Every team will play at least one back-to-back-to-back set (games on three consecutive nights), and up to three back-to-back-to-back sets during season.
Teams will play 48 games in-conference (four fewer than usual) and 18 games out-of-conference. That means not all teams will visit all cities, as previously expected. Teams usually play 30 out-of-conference games.
The playoffs will be compressed, as expected, with at least one back-to-back set in the second round.
FROM EARLIER: In case you are wondering, the NBA and the players did not pull 66 out of thin air for the number of games that could be played this season.
You will remember before talks broke down previously and games for the first two weeks of December were canceled, the number was 72, also divisible by six.
The league has not announced a schedule or even a format for playing 66 games, but here is one theory making the rounds: With 66 games, teams could play the four other teams in their division four times each (two home and two away) and play every other team in the league in a home-and-home format.
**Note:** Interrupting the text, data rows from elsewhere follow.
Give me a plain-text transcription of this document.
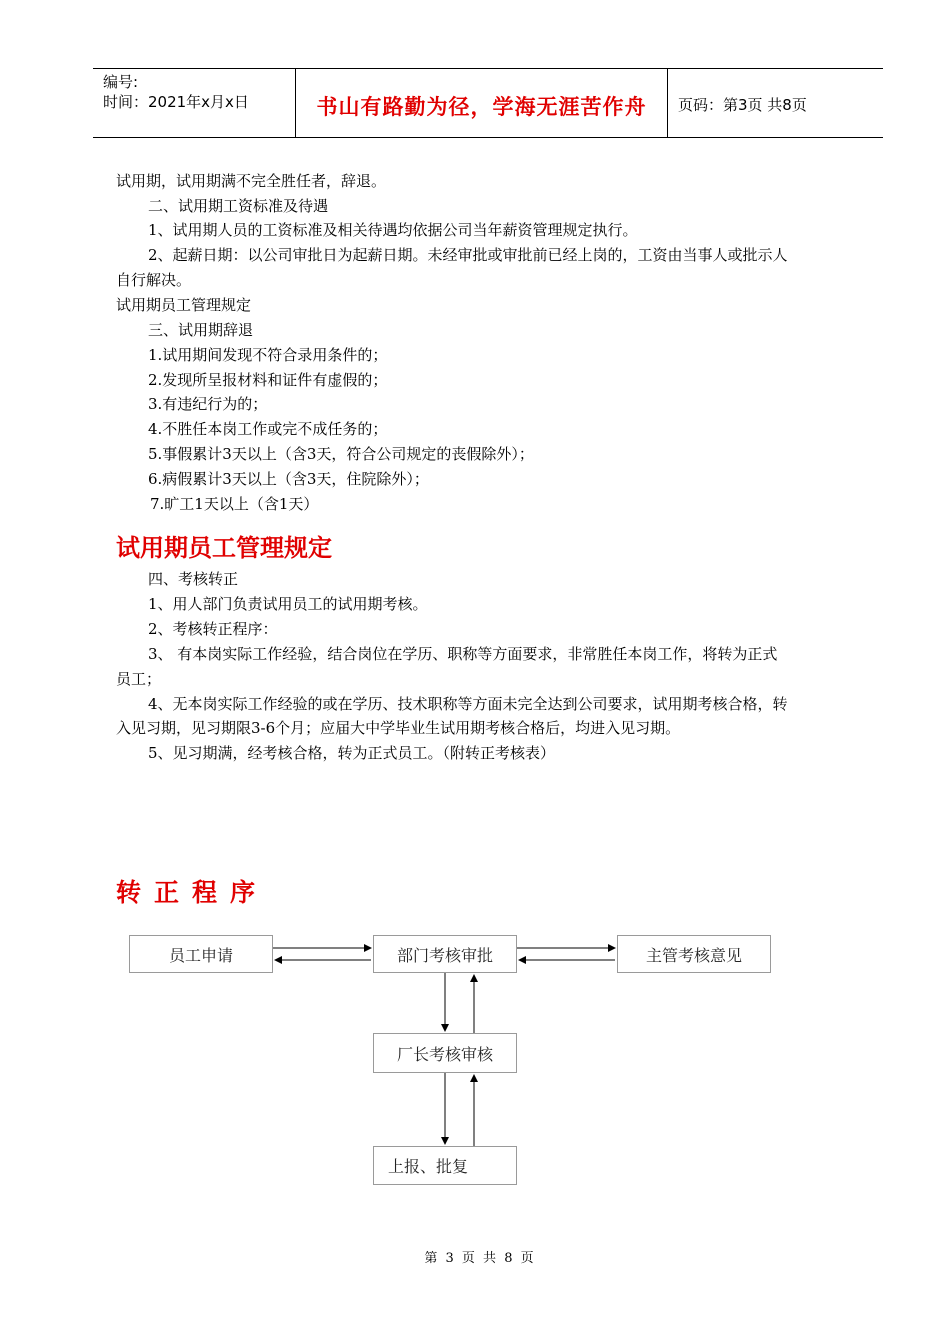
编号:
时间：2021年x月x日	书山有路勤为径，学海无涯苦作舟	页码：第3页 共8页
试用期，试用期满不完全胜任者，辞退。
二、试用期工资标准及待遇
1、试用期人员的工资标准及相关待遇均依据公司当年薪资管理规定执行。
2、起薪日期：以公司审批日为起薪日期。未经审批或审批前已经上岗的，工资由当事人或批示人
自行解决。
试用期员工管理规定
三、试用期辞退
1.试用期间发现不符合录用条件的；
2.发现所呈报材料和证件有虚假的；
3.有违纪行为的；
4.不胜任本岗工作或完不成任务的；
5.事假累计3天以上（含3天，符合公司规定的丧假除外）；
6.病假累计3天以上（含3天，住院除外）；
7.旷工1天以上（含1天）
试用期员工管理规定
四、考核转正
1、用人部门负责试用员工的试用期考核。
2、考核转正程序：
3、 有本岗实际工作经验，结合岗位在学历、职称等方面要求，非常胜任本岗工作，将转为正式
员工；
4、无本岗实际工作经验的或在学历、技术职称等方面未完全达到公司要求，试用期考核合格，转
入见习期，见习期限3-6个月；应届大中学毕业生试用期考核合格后，均进入见习期。
5、见习期满，经考核合格，转为正式员工。（附转正考核表）
转正程序
员工申请	部门考核审批	主管考核意见
厂长考核审核
上报、批复
第 3 页 共 8 页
Each team would play 33 games on the road and 33 at home.
The Sixers would face Boston, New York, New Jersey and Toronto four times apiece.
Opening Day is Dec. 25, with three games scheduled for national TV. That means virtually everyone else will start with Dec. 26. The Sixers will open on the road and could play their first five or six games on the road because of Disney on Ice at the Wells Fargo Center.
At a time when the league needs to win some fans back, the idea of denying everyone the chance to see LeBron or Kobe at least once was not ideal.
The start of the playoffs is expected to be pushed back one week to the last week in April.
If you look at the original Sixers schedule, they would have played 57 games between Dec. 26 and the end of the season, set for April 18.
The pace will be faster in terms of number games played per week, and there could be plenty of ugly road trips, and even some ugly hoops, given the shortened training camp and the lack of time for new players to get acclimated. But the season should be long enough to allow for teams to recover from a slow start.